Schwab ha sottolineato che accanto al visibile, nell’opera viene espressa anche molta intimità, che lui ha cercato rendere esplicito soprattutto questo aspetto  nell’allestimento della mostra e  che i colleghi italiani  lo hanno particolarmente apprezzato. In occasione della presentazione Schwab si tira indietro e toglie il più possibile la luce naturale. Ogni oggetto, di stile diverso, deve poter  funzionare solo da sé,  libero da qualsiasi distrazione. Briglitte, Kohout, , in qualità di rappresentante della città, ha ricordato che si tratta della seconda mostra   di una della città gemellate con Wertheim. Nel 2014 era stata la città di szentendre al centro dell’attenzione.
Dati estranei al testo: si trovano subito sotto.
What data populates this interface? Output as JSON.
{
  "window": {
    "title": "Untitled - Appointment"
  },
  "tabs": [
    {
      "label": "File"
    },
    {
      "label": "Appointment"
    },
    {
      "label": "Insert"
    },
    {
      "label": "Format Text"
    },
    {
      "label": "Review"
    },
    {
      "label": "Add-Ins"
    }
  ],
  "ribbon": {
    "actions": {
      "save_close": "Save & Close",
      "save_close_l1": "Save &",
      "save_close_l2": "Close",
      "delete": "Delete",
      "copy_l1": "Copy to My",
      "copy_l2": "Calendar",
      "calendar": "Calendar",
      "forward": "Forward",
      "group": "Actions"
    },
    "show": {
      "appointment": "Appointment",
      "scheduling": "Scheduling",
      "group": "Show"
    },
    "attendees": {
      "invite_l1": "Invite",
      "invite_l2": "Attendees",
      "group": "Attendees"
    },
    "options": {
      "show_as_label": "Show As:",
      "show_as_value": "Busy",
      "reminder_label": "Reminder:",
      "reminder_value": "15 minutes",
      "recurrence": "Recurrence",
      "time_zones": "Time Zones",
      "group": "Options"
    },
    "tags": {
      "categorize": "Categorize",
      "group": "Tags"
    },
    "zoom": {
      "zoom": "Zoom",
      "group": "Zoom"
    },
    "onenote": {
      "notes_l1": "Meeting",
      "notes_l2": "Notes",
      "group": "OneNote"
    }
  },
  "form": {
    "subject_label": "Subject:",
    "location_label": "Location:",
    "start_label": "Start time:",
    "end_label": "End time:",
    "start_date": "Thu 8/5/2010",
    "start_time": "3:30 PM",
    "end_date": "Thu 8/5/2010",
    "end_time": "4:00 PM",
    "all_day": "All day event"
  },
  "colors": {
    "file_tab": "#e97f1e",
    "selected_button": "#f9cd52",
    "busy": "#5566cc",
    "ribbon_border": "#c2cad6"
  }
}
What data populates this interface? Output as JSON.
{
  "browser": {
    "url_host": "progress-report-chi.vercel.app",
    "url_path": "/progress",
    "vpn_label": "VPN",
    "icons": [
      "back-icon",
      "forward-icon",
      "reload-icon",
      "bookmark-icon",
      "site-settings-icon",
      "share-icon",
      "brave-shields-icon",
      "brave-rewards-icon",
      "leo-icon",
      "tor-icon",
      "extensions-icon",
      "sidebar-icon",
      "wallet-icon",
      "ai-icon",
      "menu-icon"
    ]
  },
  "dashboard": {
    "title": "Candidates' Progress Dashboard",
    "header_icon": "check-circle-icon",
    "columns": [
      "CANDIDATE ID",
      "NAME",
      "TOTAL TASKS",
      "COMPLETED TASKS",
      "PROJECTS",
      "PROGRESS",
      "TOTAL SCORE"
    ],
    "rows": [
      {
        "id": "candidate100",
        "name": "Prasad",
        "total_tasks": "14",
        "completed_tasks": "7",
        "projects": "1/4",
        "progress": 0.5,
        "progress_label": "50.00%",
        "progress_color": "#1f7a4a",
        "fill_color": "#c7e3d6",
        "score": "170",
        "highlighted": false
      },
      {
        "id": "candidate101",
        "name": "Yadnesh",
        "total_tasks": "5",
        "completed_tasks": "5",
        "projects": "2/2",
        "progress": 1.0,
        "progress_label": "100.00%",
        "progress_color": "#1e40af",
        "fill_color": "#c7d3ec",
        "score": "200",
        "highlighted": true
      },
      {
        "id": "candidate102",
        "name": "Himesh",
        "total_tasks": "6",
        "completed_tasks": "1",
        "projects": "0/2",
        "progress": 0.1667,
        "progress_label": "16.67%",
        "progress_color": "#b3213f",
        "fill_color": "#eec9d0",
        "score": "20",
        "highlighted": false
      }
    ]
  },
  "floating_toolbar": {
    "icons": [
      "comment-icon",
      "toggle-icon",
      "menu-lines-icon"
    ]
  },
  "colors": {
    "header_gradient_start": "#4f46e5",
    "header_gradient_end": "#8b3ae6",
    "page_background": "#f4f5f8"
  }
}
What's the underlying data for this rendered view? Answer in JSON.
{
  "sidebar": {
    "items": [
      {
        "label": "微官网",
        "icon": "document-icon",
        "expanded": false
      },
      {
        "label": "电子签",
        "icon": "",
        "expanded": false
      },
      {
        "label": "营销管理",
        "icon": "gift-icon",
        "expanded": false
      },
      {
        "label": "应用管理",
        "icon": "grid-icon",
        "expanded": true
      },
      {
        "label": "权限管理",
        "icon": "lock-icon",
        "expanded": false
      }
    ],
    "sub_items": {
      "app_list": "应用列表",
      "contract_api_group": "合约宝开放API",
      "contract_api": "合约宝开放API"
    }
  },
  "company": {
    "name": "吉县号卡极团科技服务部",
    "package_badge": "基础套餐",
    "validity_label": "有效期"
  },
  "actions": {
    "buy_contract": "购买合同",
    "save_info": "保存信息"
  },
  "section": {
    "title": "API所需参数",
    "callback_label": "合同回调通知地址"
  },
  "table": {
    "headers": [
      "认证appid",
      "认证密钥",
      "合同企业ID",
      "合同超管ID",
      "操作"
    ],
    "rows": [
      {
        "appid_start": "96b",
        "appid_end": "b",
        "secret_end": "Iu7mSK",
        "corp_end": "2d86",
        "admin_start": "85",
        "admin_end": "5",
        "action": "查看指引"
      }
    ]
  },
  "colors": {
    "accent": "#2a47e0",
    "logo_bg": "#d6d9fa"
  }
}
Si è pronti a continuare su questa strada: Ci saranno sicuramente altre mostre, ha annunciato.A nome del gemellaggio ha parlato anche Norbert Stahlkamp. Ha introdotto la mostra, ha fatto molte citazioni  sull’arte e sulla cultura, ma si è modestamente definito un “semplice simpatizzante dell’arte”.

PRODOTTO DELLA PASSIONE

L’arte, indipendentemente dal genere, è il prodotto della passione, ha detto Stahlkamp. I sei artisti sono l’espressione del ponte che collega l’arte classica italiana con il presente. Il luogo scelto per la   mostra sembra essere ideale, poiché nell’ottobre 1631 il re Gustavo Adolfo di Svezia camminò in quelle stanze.

Va bene, questo è successo molto tempo dopo i Greci e i Romani sui sette colli, ma per Wertheim, anche questo è un “ritorno alle origini”, come ha detto Wahlkamp in italiano. In tedesco un “ritorno alle radici”.